I didn’t know then what I know now. Brent was still alive, and I thought healed. In my first draft of what ended up being a reflection about death, I wrote, “I was scared of Brent dying.” That’s because Covid was such a fear for us with Brent’s lowered immune system, which helped his body not reject his new kidney, but made him so vulnerable to all the other things. I edited that down to “I was scared,” because I didn’t want to be dramatic, and maybe I would cry when I said it, and it was just all too vulnerable for me to speak in front of the church where he was the priest, and in front of people who loved us.
I’ve been thinking about this piece this week, as my family limps through Holy Week. I choose to believe that it is true. Thankfully, we get to pray, “Help my unbelief.”
Last Good Friday
I’ve been thinking about death a lot recently. Because of covid, yes, especially in those early days and months, pre-vaccine. I didn’t need a dream interpreter to tell me what my recurring nightmare of a giant snake lying in wait in my bedroom meant.
I was scared.
During the early days of covid I went to see my parents where they live on the Northhumberland strait of Nova Scotia. Dad and I walked almost every day, and we often wound up in a tiny graveyard just down the road. “This is where your mother and I will be buried,” my dad said, on one of those walks, and waved his arm over a dry patch of grass in a far corner of Miner’s Cemetery. Twenty years ago, I would have burst into tears and cajoled him out of such a bleak conversation. But we’ve all grown up and older, and even though his mother lived to be 101, there is no doubt that time is not on his side.
I have noticed with especially the fathers I love, that the older they get, sleep is harder and crying is easier. They tell longer stories and fall off the ladders they used to almost run up, until they finally agree to stop climbing them.

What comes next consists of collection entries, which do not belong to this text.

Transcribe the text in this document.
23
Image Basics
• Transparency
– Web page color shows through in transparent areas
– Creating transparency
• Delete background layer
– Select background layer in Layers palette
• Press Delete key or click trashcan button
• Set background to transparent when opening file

They speak casually about burial plots.
Brent’s mom just turned 90. At her birthday party, her closest family sat around and spoke words of love and gratitude to her, and then she rose up like a mighty woman warrior at the end of the long table and told her grandchildren what was what. Pray. Serve. Listen. Give. Stick together. War is evil. At 90, she knows some things. Now when we make family plans, she sometimes matter of factly says: “If I’m around for that.”
Death is so stark. There are so many more years behind us than in front of many of us, and we will all lay ourselves down in one way or another, one after another.
When Brent went through his kidney transplant, just months ago, I realized once again our vulnerability and our strength, our sheer physicality, how we are soupy and bony, and how amazing that a tiny kidney can go from one to another and bring so much life with it. We are fearfully and wonderfully and physically made. And we are dying. And we are living.
The comfort I take from this passage is remembering that yes, Jesus breathed his last and someday so will we, and he knows exactly what that is like, in the very worst form I think it could take, with the betrayal and the whipping and the hanging and the nails and the thorns, and the loneliness more lonely than any other loneliness could possibly be.
But we can also know that because of the curtain that tore, and the perfect brave truth the Centurian said in those six words that whisper through history: Truly, this man was God’s son, that it was okay in the end, and it will be okay in the end, and it will be okay at my end and your end, and that the end will be the moment of our truest beginning.